Siz bu ülkede, hükümetin çıkardığı, Cumhurbaşkanı'nın veto ettiği "yabancılara medyada yüzde 100 sermaye" yasası etrafındaki tartışmaların çok objektif olabileceğine güvenebilir misiniz? Böyle hayati bir konuda, şurada burada, bilerek bilmeyerek yasa lehinde yazanlar, kendi başlarındaki birilerinin aynı anda "yabancılar" la iş takip ettiğini, şirket kapmaya çalıştığını niye dürüstçe açıklayamaz... en azından kuşku duymaz, öğrenince frene basamaz? Medya kuruluşlarının açıkladığı, kağıt üstünde iyi bir şey olan "ilkeler" neden sadece muhabirin filan "kendi namına" çıkar sağlamasını "ayıplayan, cezalandıran" maddeler içerir de, bizzat gazeteci sıfatlı yöneticilerin marifetlerini hoş görür?
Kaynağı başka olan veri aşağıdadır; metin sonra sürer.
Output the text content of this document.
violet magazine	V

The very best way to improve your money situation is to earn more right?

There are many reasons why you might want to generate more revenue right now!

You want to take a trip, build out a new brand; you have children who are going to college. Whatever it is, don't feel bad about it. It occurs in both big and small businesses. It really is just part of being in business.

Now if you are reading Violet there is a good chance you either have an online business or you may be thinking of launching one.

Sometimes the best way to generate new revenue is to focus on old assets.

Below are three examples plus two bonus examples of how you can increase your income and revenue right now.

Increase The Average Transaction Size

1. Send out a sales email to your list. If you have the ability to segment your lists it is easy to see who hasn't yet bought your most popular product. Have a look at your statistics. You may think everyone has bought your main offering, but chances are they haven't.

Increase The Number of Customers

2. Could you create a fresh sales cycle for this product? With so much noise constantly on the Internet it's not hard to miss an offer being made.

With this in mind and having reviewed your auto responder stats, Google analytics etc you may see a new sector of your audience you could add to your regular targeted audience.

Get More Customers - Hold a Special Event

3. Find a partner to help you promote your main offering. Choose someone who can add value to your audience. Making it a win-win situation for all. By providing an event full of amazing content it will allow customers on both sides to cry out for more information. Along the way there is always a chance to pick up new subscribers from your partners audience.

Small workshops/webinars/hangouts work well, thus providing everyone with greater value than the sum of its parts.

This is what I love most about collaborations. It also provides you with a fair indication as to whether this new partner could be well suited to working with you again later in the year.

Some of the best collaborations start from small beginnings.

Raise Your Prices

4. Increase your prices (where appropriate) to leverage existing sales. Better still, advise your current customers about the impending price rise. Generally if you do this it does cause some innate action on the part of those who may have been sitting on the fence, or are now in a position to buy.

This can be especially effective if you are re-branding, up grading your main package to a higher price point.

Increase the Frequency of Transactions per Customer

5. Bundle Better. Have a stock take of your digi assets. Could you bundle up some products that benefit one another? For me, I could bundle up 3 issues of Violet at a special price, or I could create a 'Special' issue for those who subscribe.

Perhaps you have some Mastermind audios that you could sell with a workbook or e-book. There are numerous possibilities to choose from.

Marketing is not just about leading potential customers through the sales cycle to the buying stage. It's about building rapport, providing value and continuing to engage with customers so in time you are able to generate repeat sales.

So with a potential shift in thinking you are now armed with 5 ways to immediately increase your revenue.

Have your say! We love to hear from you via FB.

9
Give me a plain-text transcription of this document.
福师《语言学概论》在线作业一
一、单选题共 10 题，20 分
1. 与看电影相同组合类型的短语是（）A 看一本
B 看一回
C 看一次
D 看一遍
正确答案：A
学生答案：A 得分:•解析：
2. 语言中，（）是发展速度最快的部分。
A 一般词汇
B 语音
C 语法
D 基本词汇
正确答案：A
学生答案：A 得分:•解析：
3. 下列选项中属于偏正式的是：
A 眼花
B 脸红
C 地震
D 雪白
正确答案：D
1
Sözde ahlak bildirgeleri yayınlayan büyük iş dünyasının TÜSİAD'ı, toplumun tümünü gözetmesi gereken medya yöneticilerinin, gazeteci sıfatı, basın kartı taşıyarak "kendi üyesi" ve kendi çıkarlarının parçası olmasını nasıl hazmeder... bunu nasıl ahlaki, ilkeli, demokratik ve adil bulabilir? Hepsi acı tamam; ama "üç maymun" un birden "isim açıklayın" diye bağırması, komik!